BHP (ASX:BHP) is up 24% since August 16th. Rio (ASX:RIO), with the updraft from the merger talk with BHP, is up nearly 60%. These two shares have allowed the All Ordinaries to say about 13% higher than the intraday low of August 16th. And that’s where it stands year to date, about 13% higher than where it began. Since 2003, the ASX/200 is up 139%.
Can the base metals stocks continue to bear the leadership lode for the Aussie market? Well, investors have already significantly revalued BHP and Rio based on longer-term price forecasts for metals and on Chinese demand. We hesitate to say that the metals stocks have the China story “fully priced in.” But we are certainly thinking about it.
Then again, not much is making sense in financial markets these days. Investors who feared inflation used to sell bonds. Not these days. Spooked by the magnitude of losses in the credit market and the prospect for worse to come, stocks and risky currencies are being sold. People are buying bonds instead. But does this make any sense?
It does make sense if bonds are “safer” than equities. But we’re not at all certain that is the case. After all, why would you own a fixed income instrument when nearly all the world’s central bankers say their primary concern is inflation?
In the notes from its most recent policy meeting, the US Federal Open Market Committee said, “recent increases in energy and commodity prices, among other factors, may put renewed up-ward pressure on inflation. In this context, the Committee judges that some inflation risks remain, and it will continue to monitor inflation developments carefully.”
This came after the Fed has only recently said it was more concerned about growth than inflation. Roll the clock forward a few weeks and wham, inflation is the bogeyman again. Ben Bernanke’s Fed has vowed to be more transparent, but all it looks like lately is indecisive, bordering on incompetent.

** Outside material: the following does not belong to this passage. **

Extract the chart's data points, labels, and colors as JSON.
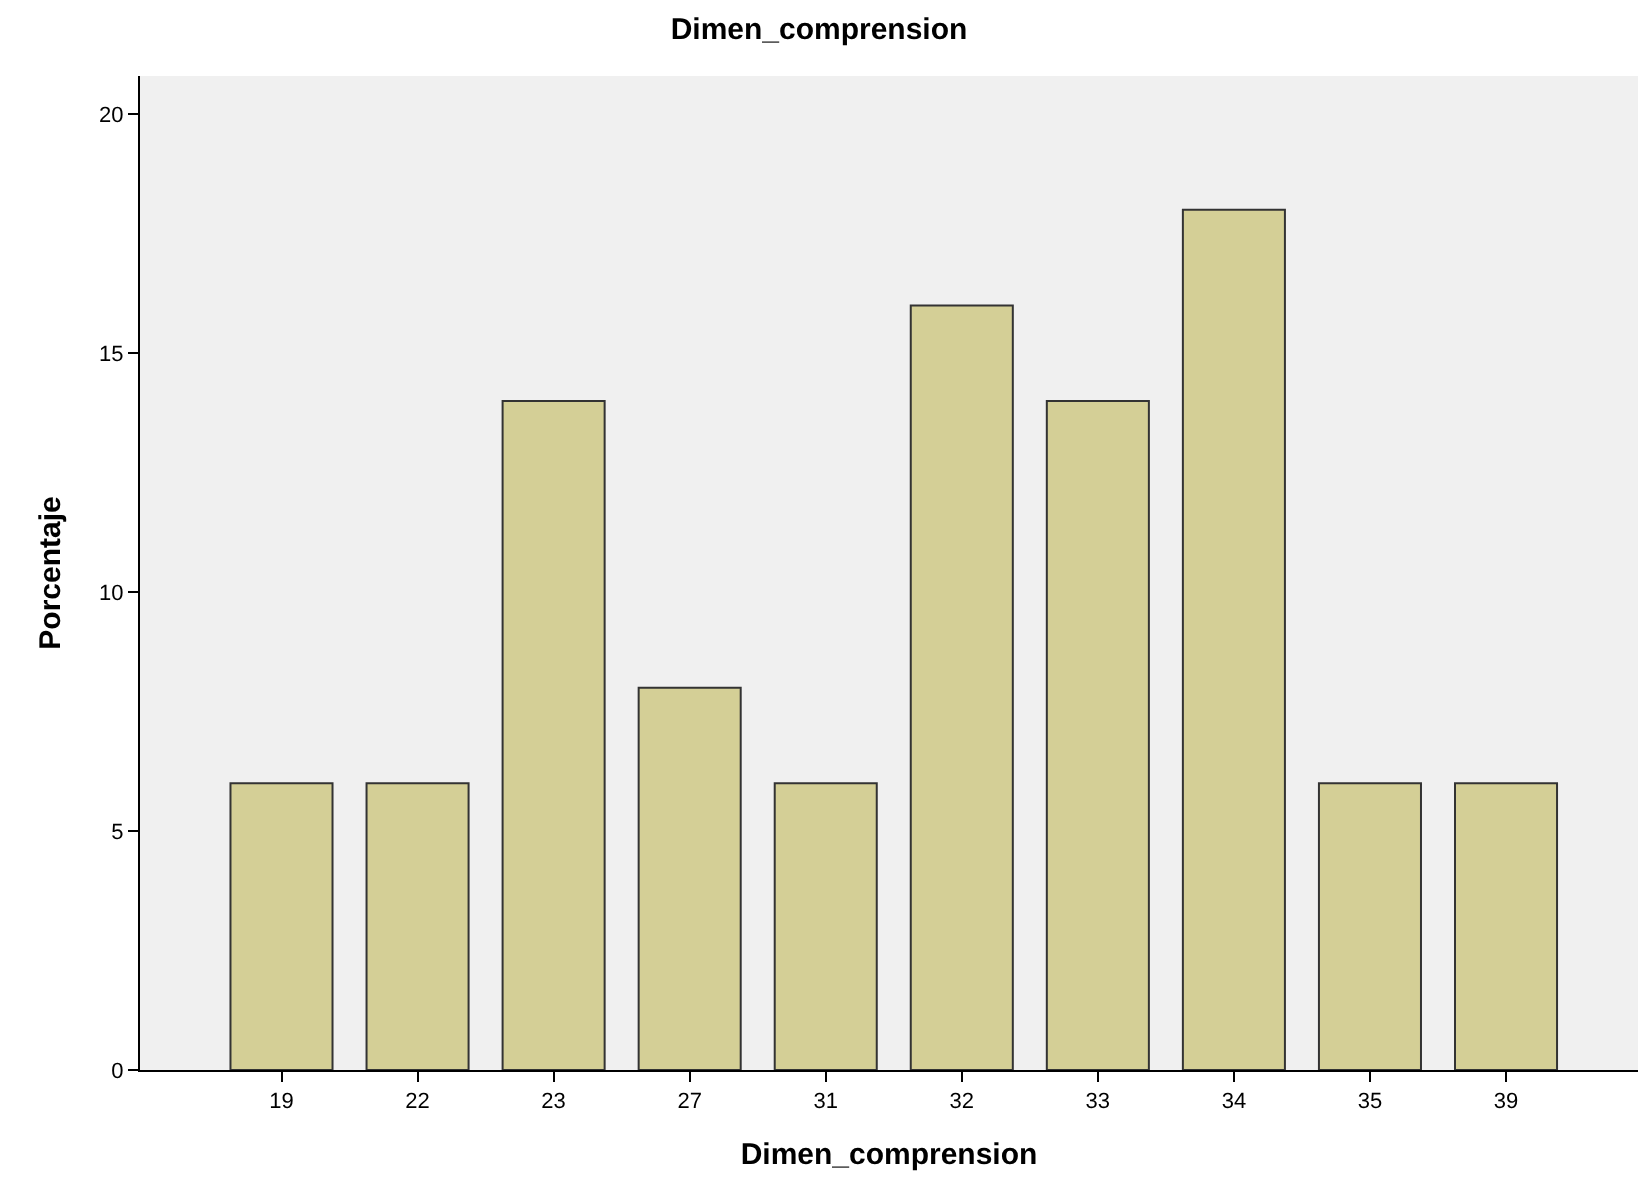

Bond yields fell in the US as investors dumped stocks and bought Treasuries. This seems like moving from the business class cabin on a crashing jetliner to the toilet at the back. It may buy you some time. But you’re still going down.

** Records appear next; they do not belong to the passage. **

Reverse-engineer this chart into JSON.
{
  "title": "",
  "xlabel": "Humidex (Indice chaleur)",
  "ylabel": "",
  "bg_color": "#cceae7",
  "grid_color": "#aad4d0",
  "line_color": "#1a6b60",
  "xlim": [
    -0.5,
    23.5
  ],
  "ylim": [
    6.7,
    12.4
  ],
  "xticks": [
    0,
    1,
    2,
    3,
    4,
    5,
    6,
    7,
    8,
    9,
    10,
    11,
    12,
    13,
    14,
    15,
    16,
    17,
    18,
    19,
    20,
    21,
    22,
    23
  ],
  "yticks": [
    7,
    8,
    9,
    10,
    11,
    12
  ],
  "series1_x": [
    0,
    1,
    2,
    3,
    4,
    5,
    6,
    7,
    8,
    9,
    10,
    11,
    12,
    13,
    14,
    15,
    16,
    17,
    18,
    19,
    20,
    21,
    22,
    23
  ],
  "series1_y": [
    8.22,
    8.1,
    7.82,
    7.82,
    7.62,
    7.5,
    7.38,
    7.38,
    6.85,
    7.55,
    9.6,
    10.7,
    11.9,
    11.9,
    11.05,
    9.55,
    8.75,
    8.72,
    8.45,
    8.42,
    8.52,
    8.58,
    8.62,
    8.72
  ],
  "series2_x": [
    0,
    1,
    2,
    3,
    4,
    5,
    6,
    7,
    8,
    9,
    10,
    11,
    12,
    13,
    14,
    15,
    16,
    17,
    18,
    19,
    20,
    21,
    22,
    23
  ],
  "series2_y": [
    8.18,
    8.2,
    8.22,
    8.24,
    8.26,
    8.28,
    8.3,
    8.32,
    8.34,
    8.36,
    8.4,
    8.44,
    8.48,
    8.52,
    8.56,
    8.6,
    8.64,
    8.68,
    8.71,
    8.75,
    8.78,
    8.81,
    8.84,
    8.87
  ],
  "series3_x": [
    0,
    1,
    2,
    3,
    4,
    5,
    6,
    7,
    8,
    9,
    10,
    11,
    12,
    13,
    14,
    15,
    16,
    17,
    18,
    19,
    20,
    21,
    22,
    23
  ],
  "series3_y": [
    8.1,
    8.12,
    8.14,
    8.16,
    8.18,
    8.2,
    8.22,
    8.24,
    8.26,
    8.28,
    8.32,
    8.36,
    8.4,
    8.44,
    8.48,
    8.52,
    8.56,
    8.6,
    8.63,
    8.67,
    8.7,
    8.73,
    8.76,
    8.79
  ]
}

Investors are accustomed to having a “bail out” asset class that preserves wealth when traditional inter-market relationships break down. The trouble with the bull market in credit is that all asset classes – stocks, bonds, commodities, real estate, and art – all went up at the same time on the same sea of money and credit.

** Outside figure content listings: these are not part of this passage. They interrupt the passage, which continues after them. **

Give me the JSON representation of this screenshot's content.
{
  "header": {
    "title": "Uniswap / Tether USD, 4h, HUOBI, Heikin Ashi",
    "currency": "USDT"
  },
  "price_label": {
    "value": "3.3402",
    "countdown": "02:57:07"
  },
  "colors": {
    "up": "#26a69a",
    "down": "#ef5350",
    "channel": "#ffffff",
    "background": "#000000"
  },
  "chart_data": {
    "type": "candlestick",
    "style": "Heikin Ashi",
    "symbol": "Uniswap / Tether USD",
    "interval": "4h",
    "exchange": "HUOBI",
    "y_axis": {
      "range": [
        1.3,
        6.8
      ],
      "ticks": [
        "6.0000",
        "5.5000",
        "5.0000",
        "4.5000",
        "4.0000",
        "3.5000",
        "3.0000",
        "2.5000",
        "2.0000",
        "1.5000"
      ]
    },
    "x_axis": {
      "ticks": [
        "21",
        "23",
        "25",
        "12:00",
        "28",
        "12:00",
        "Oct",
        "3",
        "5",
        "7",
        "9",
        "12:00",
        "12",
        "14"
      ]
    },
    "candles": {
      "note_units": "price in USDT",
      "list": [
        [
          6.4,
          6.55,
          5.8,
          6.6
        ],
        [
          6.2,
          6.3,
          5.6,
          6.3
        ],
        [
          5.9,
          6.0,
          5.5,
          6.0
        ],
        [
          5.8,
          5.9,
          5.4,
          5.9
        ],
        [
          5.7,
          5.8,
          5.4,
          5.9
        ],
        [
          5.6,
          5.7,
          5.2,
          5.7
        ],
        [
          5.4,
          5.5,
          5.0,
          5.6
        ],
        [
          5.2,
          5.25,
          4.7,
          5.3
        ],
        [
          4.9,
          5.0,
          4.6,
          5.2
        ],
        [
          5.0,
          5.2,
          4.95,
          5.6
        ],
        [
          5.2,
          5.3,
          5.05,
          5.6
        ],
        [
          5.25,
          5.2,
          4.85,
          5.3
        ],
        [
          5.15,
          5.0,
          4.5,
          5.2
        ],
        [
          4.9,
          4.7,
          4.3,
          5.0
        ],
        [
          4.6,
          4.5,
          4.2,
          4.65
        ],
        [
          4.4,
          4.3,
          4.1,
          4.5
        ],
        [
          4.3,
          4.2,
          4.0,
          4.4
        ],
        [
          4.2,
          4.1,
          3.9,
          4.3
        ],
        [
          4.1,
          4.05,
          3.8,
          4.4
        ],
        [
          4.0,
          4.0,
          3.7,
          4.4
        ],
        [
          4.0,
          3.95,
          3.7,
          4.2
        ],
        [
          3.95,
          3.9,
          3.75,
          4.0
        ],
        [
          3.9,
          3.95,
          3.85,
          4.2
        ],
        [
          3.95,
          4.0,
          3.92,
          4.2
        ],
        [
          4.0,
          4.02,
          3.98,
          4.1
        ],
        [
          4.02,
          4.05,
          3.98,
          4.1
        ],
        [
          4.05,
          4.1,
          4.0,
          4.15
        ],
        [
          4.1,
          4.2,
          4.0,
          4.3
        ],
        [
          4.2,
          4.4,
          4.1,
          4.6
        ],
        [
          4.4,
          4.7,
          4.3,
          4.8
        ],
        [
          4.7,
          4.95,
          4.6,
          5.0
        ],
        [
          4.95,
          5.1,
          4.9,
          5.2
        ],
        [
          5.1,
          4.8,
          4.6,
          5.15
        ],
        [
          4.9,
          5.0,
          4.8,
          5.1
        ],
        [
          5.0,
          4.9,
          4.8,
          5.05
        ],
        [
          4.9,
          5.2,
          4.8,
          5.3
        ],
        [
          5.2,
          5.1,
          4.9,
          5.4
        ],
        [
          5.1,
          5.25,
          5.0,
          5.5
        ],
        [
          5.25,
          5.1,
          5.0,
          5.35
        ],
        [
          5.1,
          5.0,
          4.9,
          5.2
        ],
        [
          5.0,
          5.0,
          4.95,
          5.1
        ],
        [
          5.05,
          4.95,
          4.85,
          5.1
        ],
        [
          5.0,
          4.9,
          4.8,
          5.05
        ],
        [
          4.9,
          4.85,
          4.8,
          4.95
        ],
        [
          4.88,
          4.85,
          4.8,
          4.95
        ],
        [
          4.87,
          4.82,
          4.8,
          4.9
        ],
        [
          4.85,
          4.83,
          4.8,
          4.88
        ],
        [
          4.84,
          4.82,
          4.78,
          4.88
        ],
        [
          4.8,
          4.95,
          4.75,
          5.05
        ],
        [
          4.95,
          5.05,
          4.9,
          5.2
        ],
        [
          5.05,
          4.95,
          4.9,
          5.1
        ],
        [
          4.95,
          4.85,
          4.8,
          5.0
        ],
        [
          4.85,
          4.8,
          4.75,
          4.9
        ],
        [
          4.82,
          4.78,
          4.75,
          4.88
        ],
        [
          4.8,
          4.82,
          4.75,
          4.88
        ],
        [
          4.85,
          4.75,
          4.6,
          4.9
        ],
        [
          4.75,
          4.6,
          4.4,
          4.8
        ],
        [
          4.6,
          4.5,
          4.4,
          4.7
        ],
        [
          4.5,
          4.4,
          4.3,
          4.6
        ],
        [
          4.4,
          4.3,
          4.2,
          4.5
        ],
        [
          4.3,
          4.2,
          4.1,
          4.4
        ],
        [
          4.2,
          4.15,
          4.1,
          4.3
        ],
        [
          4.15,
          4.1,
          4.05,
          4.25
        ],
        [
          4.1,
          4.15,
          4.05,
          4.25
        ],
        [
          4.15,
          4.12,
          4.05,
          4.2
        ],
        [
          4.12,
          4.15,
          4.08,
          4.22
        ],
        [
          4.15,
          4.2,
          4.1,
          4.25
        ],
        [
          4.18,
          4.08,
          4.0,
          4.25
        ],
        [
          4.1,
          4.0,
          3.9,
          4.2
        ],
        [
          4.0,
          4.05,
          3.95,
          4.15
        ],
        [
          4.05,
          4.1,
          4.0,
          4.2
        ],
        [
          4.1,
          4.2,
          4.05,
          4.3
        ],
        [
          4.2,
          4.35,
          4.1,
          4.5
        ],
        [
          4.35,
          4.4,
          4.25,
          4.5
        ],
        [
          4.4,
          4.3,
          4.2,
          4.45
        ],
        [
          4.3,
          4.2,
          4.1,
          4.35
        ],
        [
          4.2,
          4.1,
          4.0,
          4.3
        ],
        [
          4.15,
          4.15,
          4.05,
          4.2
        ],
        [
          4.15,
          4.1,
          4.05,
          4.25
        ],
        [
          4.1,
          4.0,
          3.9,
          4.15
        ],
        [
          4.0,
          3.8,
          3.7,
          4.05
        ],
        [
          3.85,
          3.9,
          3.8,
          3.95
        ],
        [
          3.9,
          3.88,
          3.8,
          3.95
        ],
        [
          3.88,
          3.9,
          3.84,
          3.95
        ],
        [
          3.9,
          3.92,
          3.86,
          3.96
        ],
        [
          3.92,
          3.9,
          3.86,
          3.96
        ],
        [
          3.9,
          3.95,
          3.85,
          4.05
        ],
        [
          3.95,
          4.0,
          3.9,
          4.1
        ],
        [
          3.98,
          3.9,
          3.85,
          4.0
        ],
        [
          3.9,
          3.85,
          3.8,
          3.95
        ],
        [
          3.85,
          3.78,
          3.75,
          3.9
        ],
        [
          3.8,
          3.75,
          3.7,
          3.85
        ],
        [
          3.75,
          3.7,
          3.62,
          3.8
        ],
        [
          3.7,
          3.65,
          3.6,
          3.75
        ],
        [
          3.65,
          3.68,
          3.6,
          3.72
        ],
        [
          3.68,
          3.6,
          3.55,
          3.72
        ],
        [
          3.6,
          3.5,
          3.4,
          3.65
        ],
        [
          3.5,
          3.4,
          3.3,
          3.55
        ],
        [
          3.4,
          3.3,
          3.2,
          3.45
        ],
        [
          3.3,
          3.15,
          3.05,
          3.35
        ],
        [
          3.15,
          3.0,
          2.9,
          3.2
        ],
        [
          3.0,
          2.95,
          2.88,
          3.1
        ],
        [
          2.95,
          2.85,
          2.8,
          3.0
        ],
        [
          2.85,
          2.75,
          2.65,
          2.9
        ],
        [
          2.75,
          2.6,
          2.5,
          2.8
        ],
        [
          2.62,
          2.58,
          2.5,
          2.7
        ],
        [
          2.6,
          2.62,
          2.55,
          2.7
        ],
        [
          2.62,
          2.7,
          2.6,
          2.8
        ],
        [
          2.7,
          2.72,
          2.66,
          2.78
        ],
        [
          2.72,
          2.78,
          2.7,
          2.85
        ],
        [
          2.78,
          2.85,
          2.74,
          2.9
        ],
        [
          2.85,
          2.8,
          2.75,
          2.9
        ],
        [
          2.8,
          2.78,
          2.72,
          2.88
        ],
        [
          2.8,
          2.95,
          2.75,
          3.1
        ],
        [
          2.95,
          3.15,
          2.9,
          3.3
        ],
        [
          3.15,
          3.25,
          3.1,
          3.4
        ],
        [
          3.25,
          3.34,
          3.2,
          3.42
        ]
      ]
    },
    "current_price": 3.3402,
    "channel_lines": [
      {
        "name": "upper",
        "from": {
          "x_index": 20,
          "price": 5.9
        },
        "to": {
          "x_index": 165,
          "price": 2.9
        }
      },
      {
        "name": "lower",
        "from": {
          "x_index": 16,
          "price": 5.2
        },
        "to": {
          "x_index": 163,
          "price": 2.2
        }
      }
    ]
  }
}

This sea of liquidity destroyed the positive and negative correlations between asset classes. Everything just went up. Now that the sea is being drained, everything is going down. You’re seeing a general deflation in financial assets.
And given that so much of the economy has been financialised in the last ten years, even hard assets like gold are feeling the loss of liquidity. Don’t worry about gold though. It is fairly insensitive to the slings and arrows of outrageous fortune.
Oil will be US$100 soon. And it’s still cheap.
There’s a big vote this weekend, isn’t there? Prognostication is a fool’s game. But we feel foolish this morning. Natalie Gauci in a squeaker.
“You have too much iron in your blood,” the doctor told us this morning. After our mishap at Rockpool several weeks ago, in which your editor spoiled a perfectly good $110 rib eye by washing it down with an expensive, nausea-inducing cigar, we went to see the local apothecary for a check up. Everything else appears to be fine—although judging from the packed waiting room, there’s a bull market in sickness.